Sources have also said a group of powerful hedge funds including Anchorage Advisors and Highland Capital, who control about $800 million of MGM debt, are supporting the Spyglass deal on views the Lions Gate deal lacks clarity, would take longer than the Spyglass deal and could possibly derail a long-sought production deal with Time Warner Inc to produce two films based on "The Hobbit."
Highland declined comment and Anchorage was unavailable.
Senior debtholders are due to vote by October 29 on the Spyglass plan, under which Spyglass would contribute certain assets in return for an equity stake of roughly 5 percent.

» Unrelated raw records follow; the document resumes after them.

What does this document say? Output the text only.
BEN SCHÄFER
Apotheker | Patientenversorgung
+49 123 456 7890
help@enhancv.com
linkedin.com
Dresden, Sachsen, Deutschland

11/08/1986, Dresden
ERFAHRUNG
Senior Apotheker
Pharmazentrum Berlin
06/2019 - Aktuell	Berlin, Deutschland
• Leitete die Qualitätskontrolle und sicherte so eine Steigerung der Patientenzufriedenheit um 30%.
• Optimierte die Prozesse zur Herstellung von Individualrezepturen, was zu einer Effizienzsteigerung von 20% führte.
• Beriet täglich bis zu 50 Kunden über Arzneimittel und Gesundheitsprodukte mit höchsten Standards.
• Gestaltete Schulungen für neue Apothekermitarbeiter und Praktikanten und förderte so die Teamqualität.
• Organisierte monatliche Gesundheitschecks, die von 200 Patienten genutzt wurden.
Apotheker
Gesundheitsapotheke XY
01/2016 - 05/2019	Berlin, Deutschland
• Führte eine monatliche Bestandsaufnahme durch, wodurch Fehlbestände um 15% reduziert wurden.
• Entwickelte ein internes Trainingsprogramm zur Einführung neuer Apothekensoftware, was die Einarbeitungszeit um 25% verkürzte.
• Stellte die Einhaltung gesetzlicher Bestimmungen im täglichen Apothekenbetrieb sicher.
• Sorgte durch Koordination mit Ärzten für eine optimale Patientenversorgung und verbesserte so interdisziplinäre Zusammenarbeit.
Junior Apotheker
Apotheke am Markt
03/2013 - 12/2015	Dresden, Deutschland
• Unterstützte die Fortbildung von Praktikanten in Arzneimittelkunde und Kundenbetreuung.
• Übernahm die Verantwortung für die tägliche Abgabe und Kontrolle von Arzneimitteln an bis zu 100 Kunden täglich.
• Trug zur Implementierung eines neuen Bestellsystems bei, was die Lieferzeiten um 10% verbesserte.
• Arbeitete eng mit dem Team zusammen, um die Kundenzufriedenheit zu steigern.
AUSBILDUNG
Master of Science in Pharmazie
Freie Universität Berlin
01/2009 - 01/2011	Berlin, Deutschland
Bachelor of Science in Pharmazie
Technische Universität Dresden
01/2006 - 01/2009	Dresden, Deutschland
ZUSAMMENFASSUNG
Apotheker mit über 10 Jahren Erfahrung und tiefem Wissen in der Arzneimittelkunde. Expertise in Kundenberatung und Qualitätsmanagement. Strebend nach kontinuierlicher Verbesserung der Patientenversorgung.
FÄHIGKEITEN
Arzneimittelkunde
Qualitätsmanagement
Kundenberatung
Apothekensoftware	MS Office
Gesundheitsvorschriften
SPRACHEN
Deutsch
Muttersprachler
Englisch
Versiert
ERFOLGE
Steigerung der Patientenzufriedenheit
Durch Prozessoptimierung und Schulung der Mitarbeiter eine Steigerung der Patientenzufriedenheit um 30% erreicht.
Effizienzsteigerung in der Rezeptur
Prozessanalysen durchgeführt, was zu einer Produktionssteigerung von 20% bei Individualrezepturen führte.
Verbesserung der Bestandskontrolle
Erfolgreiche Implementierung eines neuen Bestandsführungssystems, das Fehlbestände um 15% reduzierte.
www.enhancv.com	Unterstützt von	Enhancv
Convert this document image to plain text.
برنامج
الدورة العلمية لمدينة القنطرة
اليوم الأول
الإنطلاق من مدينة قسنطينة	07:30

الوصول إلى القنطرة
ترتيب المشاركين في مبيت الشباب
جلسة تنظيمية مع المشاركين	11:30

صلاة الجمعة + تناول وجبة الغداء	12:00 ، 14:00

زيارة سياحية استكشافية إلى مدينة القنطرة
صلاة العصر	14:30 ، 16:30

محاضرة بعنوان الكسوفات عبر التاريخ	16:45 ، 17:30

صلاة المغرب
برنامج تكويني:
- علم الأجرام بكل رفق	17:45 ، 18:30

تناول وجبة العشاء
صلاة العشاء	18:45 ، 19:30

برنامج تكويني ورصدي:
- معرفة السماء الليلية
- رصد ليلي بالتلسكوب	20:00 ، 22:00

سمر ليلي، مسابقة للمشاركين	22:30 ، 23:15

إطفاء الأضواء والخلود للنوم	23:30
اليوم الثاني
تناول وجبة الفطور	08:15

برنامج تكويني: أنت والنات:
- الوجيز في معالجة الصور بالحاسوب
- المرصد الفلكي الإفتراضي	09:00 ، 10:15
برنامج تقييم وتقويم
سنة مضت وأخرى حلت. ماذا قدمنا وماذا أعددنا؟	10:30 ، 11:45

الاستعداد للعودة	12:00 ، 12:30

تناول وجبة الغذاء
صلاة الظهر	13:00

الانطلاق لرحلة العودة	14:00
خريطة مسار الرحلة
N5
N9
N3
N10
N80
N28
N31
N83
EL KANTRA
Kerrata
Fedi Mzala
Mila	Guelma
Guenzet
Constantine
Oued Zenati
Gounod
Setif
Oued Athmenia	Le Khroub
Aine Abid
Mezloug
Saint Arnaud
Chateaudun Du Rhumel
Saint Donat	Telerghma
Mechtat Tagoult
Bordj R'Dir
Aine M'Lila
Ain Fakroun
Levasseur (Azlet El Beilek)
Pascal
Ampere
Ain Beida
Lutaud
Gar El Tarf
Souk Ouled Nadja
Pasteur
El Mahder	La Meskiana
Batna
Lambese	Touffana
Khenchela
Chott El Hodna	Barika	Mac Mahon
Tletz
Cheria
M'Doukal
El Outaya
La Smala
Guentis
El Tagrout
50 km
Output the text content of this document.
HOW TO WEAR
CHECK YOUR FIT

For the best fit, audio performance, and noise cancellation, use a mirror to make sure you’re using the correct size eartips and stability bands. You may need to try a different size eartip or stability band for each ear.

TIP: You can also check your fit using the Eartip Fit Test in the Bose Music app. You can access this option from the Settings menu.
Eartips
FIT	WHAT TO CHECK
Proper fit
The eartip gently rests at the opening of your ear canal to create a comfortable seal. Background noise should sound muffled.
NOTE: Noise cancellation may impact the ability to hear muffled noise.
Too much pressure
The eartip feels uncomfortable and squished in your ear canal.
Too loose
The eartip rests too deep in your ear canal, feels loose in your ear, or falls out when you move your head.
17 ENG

MGM, home to James Bond and Pink Panther films, declined comment.
Icahn -- who has large positions in both studios -- meanwhile stepped up his efforts by offering last week to buy up to $963 million in senior debt from MGM creditors willing to vote down the Spyglass proposal.
Some analysts, like Ben Mogil of Stifel Nicolaus, have expressed surprise the main creditor group appears to be supporting the Spyglass deal, noting that Lions Gate could generate at least $375 million in cash earnings, while the Spyglass plan would require additional financing of $500 million to jump-start production.
IT'S NOT OVER UNTIL IT'S OVER
And some bankruptcy experts believe the battle will be far from over even if the Spyglass deal gets voted through. Icahn could challenge the Spyglass deal were it to go to bankruptcy court, they said.
"Icahn can challenge the Spyglass deal in bankruptcy court along with the other secured creditors if he can show that the Spyglass deal will impair their rights as secured creditors," said bankruptcy attorney Stefan Coleman.
In a letter filed with the Securities and Exchange Commission, Lions Gate said its proposal would allow creditors to recover all of their investment through a combination of 55 percent equity in the combined company and $500 million in cash or recovered debt.
Icahn, who owns more than 30 percent of Lions Gate, also has a tender offer out to buy that studio's outstanding shares for $7.50 a piece.